Australian-born Monica McInerney is the author of the best-selling novels At Home with the Templetons, Those Faraday Girls (The Faraday Girls in the USA), Family Baggage, The Alphabet Sisters, Spin the Bottle(Greetings from Somewhere Elsein the USA), Upside Down Inside Out and A Taste for It, and a short story collection All Together Now, published internationally and in translation. Her articles and short stories have appeared in newspapers, magazines and anthologies in Australia, the UK and Ireland. At Home with the Templetons was a number 1 best-seller in Australia and was shortlisted for the Eason Popular Fiction Award in the 2010 Irish Book Awards. Those Faraday Girls won the General Fiction Book of the Year at the 2008 Australian Book Industry Awards. All Together Now was shortlisted in the same category in the 2009 Australian Book Industry Awards.

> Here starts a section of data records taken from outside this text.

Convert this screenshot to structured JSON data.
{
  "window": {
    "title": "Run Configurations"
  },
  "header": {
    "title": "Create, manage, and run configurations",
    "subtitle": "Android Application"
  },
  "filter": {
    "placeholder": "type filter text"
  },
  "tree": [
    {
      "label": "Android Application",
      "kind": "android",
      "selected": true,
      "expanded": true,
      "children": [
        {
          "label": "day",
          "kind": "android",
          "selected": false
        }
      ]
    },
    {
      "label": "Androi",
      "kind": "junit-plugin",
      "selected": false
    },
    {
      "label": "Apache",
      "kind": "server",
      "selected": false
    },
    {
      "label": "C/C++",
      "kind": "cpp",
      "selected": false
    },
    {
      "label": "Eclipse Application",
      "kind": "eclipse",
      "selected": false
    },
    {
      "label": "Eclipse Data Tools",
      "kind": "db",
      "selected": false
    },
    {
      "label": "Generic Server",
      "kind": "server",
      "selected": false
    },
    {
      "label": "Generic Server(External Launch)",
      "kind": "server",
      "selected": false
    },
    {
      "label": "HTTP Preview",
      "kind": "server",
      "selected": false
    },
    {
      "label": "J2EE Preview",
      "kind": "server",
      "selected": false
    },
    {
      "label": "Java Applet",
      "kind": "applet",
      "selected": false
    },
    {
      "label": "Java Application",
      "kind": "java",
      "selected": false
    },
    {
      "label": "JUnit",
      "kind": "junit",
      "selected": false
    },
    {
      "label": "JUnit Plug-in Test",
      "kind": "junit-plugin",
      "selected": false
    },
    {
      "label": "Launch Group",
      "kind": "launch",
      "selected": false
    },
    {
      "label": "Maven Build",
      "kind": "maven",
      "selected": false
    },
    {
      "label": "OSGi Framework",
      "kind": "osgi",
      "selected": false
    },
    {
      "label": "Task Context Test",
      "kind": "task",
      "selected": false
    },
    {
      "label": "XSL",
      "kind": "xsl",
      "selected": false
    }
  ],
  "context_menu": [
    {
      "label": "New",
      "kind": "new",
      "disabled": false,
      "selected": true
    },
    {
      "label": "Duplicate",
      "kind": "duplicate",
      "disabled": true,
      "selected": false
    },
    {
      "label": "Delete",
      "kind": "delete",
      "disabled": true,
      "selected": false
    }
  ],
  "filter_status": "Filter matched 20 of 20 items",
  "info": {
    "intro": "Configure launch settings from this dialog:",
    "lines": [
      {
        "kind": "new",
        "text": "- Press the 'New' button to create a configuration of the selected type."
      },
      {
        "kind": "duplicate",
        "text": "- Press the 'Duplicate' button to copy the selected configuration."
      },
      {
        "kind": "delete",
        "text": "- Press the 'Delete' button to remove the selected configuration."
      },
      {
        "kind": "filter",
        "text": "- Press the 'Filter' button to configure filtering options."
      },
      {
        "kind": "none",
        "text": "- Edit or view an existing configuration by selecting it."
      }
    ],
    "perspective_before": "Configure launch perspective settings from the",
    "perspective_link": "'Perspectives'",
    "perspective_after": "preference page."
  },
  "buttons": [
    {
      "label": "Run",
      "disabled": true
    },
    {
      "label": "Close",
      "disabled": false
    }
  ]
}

In 2006, Monica was the main ambassador for the Australian Government’s Books Alive national reading campaign, for which she wrote a limited edition novella calledOdd One Out.
Monica, 46, grew up in a family of seven children in the Clare Valley wine region of South Australia, where her father was the railway stationmaster and her mother worked in the local library. Since then Monica has lived all around Australia (in Adelaide, Sydney, Melbourne and Hobart) in Ireland (in County Meath and Dublin) and in London and also travelled widely.
She was a book publicist for ten years, working in Ireland and Australia and promoting authors such as Roald Dahl, Tim Winton, Edna O’Brien and Max Fatchen and events such as the Dublin International Writers’ Festival.
She has also worked as an event manager and organiser of tourism festivals in the Clare Valley; as a freelance writer/editor and in arts marketing in South Australia; a public relations consultant in Tasmania; a record company press officer in Sydney; a barmaid in an Irish music pub in London and as a temp, grapepicker, hotel cleaner, kindergym instructor and waitress. Her first job out of school as a 17-year-old was as wardrobe girl (and later scriptwriter) for the children’s TV show Here’s Humphrey at Channel 9 in Adelaide. She is now a full-time writer.
For the past twenty years she and her Irish husband have been moving back and forth between Australia and Ireland. They currently live in Dublin.